Anonymous wrote:Anonymous wrote:Anonymous wrote:As with many DCUM threads there are two different and unrelated things being argued (plus the regular cabal of fools who post nonsense). One group argues that Deal and Wilson are over-enrolled, that reducing the number of students in attendance would alleviate the problems associated with that overcrowding, and that overcrowding could be addressed by ending OOB feeder rights. A different group argues that ending OOB feeder rights disproportionately hurts economically disadvantaged students, many of whom come from poorer neighborhoods. You can't possibly come to agreement because they aren't mutually exclusive. The issue is one of public policy, and that's the real disagreement and discussion that needs to be had. Scarcity of resources means we can't provide everything to everyone, so as a society we need to figure out what we value more (which I would point out doesn't mean we don't value everything - that's the red herring that gets used on DCUM a whole lot).
But I will call BS on the people who seem afraid to have the public policy argument and fall back on silly and illogical statements.
The SJW need to get their talking points straight
Most of them keep crowing about neighborhood schools
WOTP is getting to the point where it could be almost all neighborhood schools
But that is somehow wrong because there aren't enough at-risk/black/brown kids
So SJW, what social engineering do you want exactly again
I was the person who posted what you're responding to and I have no earthly idea what SJW means or WTH you are talking about. But you are a perfect illustration of the problem with trying to have a reasoned discussion on this topic. I didn't actually express an opinion ; in truth I don't know where I come out because this is complicated stuff without easy answers. The trade-offs are real as are possible negative consequences.

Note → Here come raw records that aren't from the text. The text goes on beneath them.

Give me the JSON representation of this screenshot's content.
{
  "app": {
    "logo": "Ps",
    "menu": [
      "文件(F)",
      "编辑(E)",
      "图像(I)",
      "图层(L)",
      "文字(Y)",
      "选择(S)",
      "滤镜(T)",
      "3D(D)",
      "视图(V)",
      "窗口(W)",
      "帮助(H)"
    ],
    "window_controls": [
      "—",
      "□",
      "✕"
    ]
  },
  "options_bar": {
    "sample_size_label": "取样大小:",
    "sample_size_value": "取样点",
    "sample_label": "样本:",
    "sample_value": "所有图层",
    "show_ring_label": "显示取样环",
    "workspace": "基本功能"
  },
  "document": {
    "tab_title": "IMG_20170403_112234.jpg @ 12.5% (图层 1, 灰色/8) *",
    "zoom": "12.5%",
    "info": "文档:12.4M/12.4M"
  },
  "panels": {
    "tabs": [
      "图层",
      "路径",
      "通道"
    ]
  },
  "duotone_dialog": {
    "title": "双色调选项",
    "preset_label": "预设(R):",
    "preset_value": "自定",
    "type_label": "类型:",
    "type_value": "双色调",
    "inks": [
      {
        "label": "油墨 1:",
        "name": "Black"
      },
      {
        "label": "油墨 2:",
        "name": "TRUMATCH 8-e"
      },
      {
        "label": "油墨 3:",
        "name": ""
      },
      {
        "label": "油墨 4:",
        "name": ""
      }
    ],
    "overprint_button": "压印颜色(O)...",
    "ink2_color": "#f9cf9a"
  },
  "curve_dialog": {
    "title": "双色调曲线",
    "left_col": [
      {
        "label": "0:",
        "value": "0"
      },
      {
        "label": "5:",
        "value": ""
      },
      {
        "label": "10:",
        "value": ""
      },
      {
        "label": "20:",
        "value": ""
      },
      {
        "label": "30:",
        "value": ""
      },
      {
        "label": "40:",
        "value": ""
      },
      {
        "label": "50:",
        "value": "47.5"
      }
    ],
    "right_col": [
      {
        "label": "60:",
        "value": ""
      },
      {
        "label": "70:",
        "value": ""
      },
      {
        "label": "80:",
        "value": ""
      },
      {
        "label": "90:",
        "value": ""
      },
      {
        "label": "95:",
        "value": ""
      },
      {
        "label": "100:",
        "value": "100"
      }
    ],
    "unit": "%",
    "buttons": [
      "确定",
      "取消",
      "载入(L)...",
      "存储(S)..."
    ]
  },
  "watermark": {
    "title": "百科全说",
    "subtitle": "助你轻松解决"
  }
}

I'd also like to add that you don't understand what social engineering means, although good on you for throwing out incendiary talking points. Almost every public policy debate and choice comes down to competing or conflicting interests and trade-offs. Regressive taxation vs progressive taxation. Housing subsidies. Tax abatements for commercial development. Eminent Domain. Public moneys for stadiums. How and where to deploy school resources (SPED/economically disadvantaged/honors classes). You remind me of those people who held signs against the Affordable Care Act saying "Keep your damn government hands off my Medicare". We get it; government intervention is bad when you are against it but good when you are for it.
Please sit down and let the adults talk now?